After lunch I exchanged the hares ear for a green and black Pat’s rubberleg in order to gain more depth, but the stonefly imitation was not on the menu. In the 45 minutes after lunch I prospected with the rubberlegs, bright green go2 caddis pupa, and ultra zug bug, but the subsurface offerings failed to interest the stream residents. I did, however, manage to hook and land a ravenous nine inch rainbow that slurped the yellow fat Albert, and I celebrated my first fish of the year. Unfortunately the little fighter wrapped the trailing rubberlegs and caddis pupa in an ugly snarl, and I spent five minutes untangling the mess.

First Trout of 2023

By 1:30PM I approached a gorgeous long smooth pool with several swirling current seams, and before I could make a cast with the dry/dropper, I noticed a series of sipping rises. What could be bringing these trout to the surface? I decided to take advantage of the unexpected early season surface feeding, and I removed the nymphs and fat Albert and tied a size 24 CDC BWO to my leader. I spent ten minutes spraying casts to all the locales that revealed sipping trout, but the tiny mayfly imitation was soundly ignored. Were the fish eating small black stoneflies? I encountered them previously on this section of stream, so I knotted a size22 black bug to my line with a swept back poly wing. The move did not pay off. The flurry of rises seemed to follow strong gusts of wind, so I guessed that perhaps ants were blown from the trees into the creek. I stripped in my line and replaced the black stonefly with an olive size 16 deer hair caddis and then added a parachute black ant on an eight inch dropper. Some excellent drifts with the visible double dries were met with total disregard, so I returned to the dry/dropper that produced my only trout.

Nice Pool

For the next hour until I quit at 2:30PM I prospected upstream with a size 14 peacock body hippie stomper, ultra zug bug and size 20 BWO soft hackle emerger. After a reasonable trial period the emerger got stuck in my frontpack mesh, and I bent it in the process of removing, so I replaced it with a size 20 sparkle wing RS2. One refusal to the hippie stomper was the extent of my action on the dry/dropper combination, so I hooked the RS2 to the rod guide at 2:30PM and retreated to the car. The sky was partly cloudy, and the wind continued to howl, as I tramped back along the road to the mud bound Santa Fe.

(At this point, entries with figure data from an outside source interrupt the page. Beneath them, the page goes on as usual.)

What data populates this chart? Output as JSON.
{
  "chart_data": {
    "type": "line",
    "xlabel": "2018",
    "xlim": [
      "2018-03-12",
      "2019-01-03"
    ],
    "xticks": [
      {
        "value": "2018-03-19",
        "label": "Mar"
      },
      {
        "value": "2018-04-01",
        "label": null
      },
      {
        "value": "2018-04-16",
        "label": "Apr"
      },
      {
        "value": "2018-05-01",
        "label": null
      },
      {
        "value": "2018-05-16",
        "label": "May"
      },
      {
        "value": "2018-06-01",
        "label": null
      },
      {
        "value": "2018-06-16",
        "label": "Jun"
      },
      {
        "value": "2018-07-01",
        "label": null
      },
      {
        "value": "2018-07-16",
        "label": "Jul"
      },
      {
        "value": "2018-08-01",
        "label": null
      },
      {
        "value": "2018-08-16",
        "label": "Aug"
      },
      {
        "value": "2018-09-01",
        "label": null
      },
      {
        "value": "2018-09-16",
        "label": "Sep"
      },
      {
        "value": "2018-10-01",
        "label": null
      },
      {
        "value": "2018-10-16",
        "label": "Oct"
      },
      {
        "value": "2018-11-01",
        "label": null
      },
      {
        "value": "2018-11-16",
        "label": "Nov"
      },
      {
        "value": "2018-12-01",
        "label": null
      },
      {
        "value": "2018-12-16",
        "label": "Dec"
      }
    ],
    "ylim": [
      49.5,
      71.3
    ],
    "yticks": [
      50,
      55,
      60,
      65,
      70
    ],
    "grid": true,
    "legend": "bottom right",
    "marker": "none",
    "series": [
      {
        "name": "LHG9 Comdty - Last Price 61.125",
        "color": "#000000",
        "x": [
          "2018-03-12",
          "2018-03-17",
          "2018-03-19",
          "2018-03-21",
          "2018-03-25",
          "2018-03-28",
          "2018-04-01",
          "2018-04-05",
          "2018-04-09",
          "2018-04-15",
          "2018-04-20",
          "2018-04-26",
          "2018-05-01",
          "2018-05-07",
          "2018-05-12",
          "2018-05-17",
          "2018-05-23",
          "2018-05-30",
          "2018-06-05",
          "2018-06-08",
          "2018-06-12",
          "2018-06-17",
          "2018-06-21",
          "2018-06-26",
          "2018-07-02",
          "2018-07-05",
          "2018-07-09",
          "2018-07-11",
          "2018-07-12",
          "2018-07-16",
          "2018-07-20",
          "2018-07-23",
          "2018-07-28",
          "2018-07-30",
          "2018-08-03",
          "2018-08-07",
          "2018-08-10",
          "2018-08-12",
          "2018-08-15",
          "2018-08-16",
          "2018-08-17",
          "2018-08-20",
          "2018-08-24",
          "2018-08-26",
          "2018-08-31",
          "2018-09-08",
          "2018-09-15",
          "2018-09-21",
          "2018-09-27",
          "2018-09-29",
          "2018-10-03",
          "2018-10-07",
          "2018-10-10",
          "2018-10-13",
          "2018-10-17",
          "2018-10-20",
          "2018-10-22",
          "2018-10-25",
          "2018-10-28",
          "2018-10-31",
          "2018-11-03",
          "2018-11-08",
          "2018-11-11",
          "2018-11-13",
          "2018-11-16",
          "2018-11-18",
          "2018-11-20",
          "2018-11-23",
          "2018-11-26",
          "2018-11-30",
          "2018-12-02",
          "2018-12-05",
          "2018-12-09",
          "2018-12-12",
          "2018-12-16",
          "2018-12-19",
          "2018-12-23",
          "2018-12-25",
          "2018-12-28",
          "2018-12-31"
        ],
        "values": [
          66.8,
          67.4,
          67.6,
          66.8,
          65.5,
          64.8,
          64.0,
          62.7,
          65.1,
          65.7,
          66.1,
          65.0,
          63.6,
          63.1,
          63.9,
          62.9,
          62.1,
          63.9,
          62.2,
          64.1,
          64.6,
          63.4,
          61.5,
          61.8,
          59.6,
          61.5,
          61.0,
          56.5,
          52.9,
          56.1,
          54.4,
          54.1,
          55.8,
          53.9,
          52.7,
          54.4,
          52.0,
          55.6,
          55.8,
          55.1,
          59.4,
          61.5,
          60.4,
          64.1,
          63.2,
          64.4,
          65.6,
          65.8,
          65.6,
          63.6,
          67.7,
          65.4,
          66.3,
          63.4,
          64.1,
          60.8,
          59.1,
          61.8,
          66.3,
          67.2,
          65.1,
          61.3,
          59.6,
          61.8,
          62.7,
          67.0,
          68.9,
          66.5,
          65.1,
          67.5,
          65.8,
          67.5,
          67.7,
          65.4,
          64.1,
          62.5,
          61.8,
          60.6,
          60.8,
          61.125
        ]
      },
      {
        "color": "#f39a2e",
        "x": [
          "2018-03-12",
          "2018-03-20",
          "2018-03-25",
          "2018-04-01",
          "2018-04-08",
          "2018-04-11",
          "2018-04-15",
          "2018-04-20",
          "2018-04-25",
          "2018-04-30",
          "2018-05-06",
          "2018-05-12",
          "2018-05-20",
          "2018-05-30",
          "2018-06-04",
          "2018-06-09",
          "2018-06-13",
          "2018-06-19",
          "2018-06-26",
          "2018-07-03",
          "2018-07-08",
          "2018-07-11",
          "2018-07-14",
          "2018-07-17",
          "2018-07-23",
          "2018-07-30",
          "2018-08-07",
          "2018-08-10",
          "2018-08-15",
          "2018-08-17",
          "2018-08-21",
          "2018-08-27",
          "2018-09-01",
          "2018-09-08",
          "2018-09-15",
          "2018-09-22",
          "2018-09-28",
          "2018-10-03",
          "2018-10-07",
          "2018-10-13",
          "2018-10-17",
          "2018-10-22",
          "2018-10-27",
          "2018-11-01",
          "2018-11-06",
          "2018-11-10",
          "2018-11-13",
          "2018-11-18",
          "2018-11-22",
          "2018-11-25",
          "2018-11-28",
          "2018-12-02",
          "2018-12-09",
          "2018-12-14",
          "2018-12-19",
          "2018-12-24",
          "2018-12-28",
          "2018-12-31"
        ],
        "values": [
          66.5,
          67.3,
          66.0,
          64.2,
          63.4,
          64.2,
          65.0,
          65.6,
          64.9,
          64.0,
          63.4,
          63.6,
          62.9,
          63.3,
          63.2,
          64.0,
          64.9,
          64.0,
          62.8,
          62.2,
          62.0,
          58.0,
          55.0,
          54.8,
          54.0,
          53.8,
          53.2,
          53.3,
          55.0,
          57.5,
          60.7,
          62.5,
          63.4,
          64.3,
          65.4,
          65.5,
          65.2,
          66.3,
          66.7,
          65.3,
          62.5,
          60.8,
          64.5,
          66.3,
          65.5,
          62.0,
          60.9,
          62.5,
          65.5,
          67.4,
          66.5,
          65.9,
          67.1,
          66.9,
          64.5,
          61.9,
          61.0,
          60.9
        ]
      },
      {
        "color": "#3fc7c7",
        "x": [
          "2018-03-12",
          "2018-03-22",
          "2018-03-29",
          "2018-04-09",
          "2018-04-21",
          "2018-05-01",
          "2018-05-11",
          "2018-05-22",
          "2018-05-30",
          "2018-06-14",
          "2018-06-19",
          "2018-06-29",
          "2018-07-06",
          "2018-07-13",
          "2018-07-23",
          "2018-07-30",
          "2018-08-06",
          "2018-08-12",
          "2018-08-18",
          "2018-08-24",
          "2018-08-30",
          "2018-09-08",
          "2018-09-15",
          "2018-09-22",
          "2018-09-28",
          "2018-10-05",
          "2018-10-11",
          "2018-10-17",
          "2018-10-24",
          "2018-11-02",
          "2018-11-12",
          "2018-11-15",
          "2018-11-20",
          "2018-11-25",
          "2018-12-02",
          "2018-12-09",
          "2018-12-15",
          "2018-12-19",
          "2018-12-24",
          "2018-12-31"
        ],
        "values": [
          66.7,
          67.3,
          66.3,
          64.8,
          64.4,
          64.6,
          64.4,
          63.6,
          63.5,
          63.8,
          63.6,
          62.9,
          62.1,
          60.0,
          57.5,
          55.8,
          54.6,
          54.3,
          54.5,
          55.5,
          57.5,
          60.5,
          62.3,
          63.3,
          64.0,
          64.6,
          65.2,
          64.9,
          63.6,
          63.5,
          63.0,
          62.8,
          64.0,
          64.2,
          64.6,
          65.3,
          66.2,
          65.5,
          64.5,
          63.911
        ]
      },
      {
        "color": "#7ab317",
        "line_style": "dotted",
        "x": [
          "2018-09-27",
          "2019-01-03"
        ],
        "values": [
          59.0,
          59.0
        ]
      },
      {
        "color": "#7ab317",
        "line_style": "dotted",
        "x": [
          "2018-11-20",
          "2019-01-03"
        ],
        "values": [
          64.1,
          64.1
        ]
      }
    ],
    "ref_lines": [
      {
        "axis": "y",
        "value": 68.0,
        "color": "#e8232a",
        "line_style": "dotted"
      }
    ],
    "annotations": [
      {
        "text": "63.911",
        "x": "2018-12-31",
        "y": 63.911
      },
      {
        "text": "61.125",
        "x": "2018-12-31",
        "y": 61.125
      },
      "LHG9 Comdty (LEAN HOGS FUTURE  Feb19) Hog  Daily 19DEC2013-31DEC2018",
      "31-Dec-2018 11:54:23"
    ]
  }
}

One fish in nearly three hours of fishing was not a stellar outing, but I was, nonetheless, pleased to land a rainbow in order to initiate the fish count for 2023. The cold and wind provided significant hurdles to success on Friday, although I was pleasantly surprised to encounter a brief hatch. I also broke in and adjusted new equipment, and that should prepare me for future fly fishing ventures. I am rooting for you, spring.